Ça lui fait mal. Dès qu'il appuie pour vérifier qu'il y a vraiment des bleus-violets, là tout autour de ses yeux, Loup tire la grimace. Les droites bien calculées l'ont fait déchanter sur le tarmac; ça lui a presque fait voir des étoiles comme dans les dessins animés, avec des poussins, des canards des oies... C'était à cheval entre le réel et l'illusion. Mais la douleur, elle, elle était vraie. Et aujourd'hui il la sent, sous les rares pansements. Loup il cache jamais ses hématomes sous les tissus blancs. Peut-être parce qu'il se dit que ça va mieux guérir, au contact de l'air. Que de toute façon les tissus blancs c'est psychologique et que ça guérit le cerveau mais pas la peau. Loup il est fort pour s'influencer lui-même, pour dire à son corps Soigne-toi. Parfois ça marche.
Et parfois, l'intérieur il cicatrise pas comme ça.
Aujourd'hui c'est pas pour Elle qu'il vient. Enfin si, un peu. Y a toujours Elle qui entre dans l'équation quand il met le pied dans ce bâtiment. Sinon pour quelle raison il viendrait? Bah... Pour cette autre raison, qui dort aussi dans un lit, la tête tournée vers la fenêtre sûrement. C'est ce que font la plupart des traumatisés. Ils préfèrent s'échapper mentalement d'ici dès qu'il y a un puits de lumière quelque part.

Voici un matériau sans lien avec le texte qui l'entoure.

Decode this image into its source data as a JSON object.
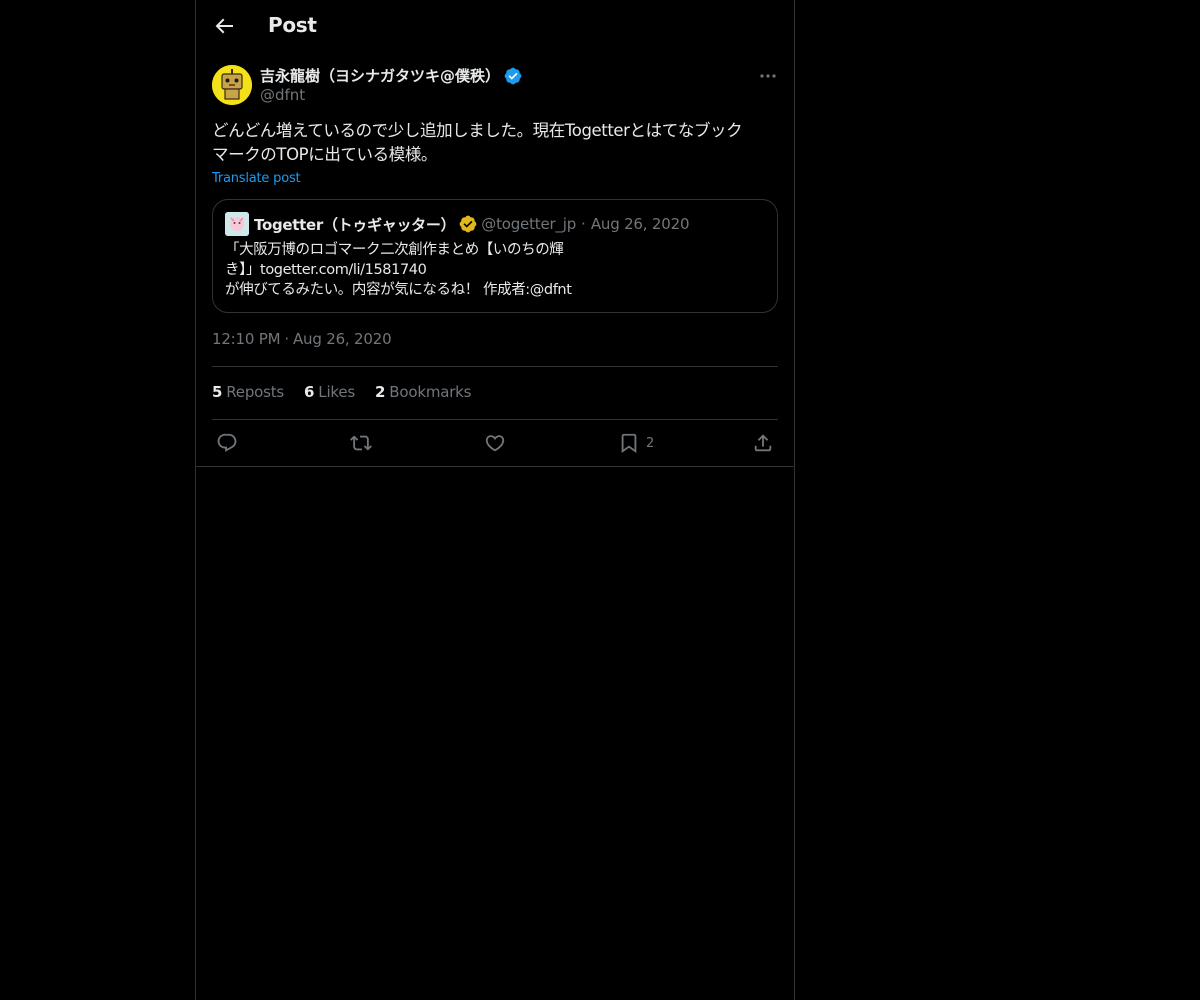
{
  "header": {
    "title": "Post"
  },
  "post": {
    "author_name": "吉永龍樹（ヨシナガタツキ@僕秩）",
    "author_handle": "@dfnt",
    "text": "どんどん増えているので少し追加しました。現在Togetterとはてなブック\nマークのTOPに出ている模様。",
    "translate_label": "Translate post",
    "time": "12:10 PM",
    "date": "Aug 26, 2020"
  },
  "quote": {
    "name": "Togetter（トゥギャッター）",
    "handle": "@togetter_jp",
    "dot": "·",
    "date": "Aug 26, 2020",
    "text": "「大阪万博のロゴマーク二次創作まとめ【いのちの輝\nき】」togetter.com/li/1581740\nが伸びてるみたい。内容が気になるね！ 作成者:@dfnt"
  },
  "stats": {
    "reposts_count": "5",
    "reposts_label": "Reposts",
    "likes_count": "6",
    "likes_label": "Likes",
    "bookmarks_count": "2",
    "bookmarks_label": "Bookmarks"
  },
  "actions": {
    "bookmark_count": "2"
  },
  "colors": {
    "background": "#000000",
    "accent": "#1d9bf0",
    "muted": "#71767b",
    "verified_blue": "#1d9bf0",
    "verified_gold": "#e2b719",
    "border": "#2f3336"
  },
  "icons": [
    "back-arrow-icon",
    "verified-badge-icon",
    "more-icon",
    "reply-icon",
    "repost-icon",
    "like-icon",
    "bookmark-icon",
    "share-icon"
  ]
}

123. On lui a dit que c'était là. Loup il avait déjà la main sur la poignée, quand il s'est rappelé d'être poli. Alors il a frappé, une fois, deux fois, pour être sûr de se faire entendre. Il a pas attendu la réponse; il est entré.
D'emblée, Qui êtes-vous.
C'est vrai ça, il est qui, Loup?
"J'voulais voir comment ça allait."
Il voit le gamin alité, la patte emballée dans un épais cocon blanc, signe qu'il est pas prêt de décoller d'ici avant un moment. Ah... Loup se sent mal. Son regard va vite se perdre autre part. Dans les yeux du garçon? Peut-être. Loup il le connait pas, l'occupant de la 123, mais il l'a vu. Il l'a vu à ce rassemblement, alors qu'il défendait ses droits d'aimer, d'être et de vivre. Il l'a vu se faire emporter dans un torrent de haine, roué sous les coups anonymes. Loup, à ce moment-là, il a quitté sa tanière pour sauter à la gorge de ces cons, pour leur arracher la jugulaire.

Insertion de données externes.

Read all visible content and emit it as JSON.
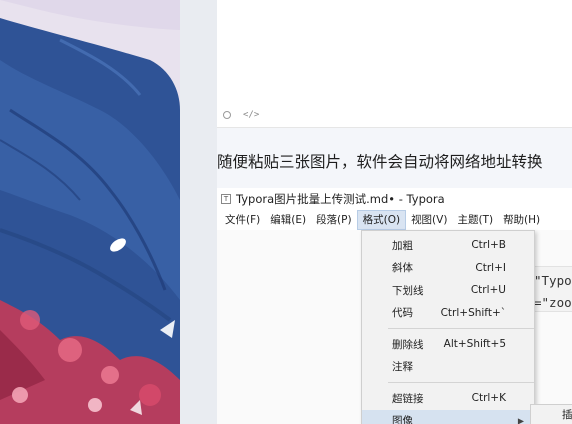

Mais voilà. Loup, il a pas pu attaquer tout le monde. Il a pas pu sauver les Ceux déjà à terre. Il a pu mordre quelques visages et les mains mal intentionnées, mais il a pas pu sauver le garçon de la 123, et il s'en veut pour ça. Alors il s'assied pas, il bouge pas, parce qu'il sent qu'il a pas le droit.
En le regardant droit dans les yeux, Loup a l'impression que ses bleus-violets irradient de douleur. Plus fort qu'avant. Y a un déglutissement dans sa gorge, comme pour ravaler sa fierté.
"J'suis désolé. J'aurais voulu pouvoir empêcher tout ça."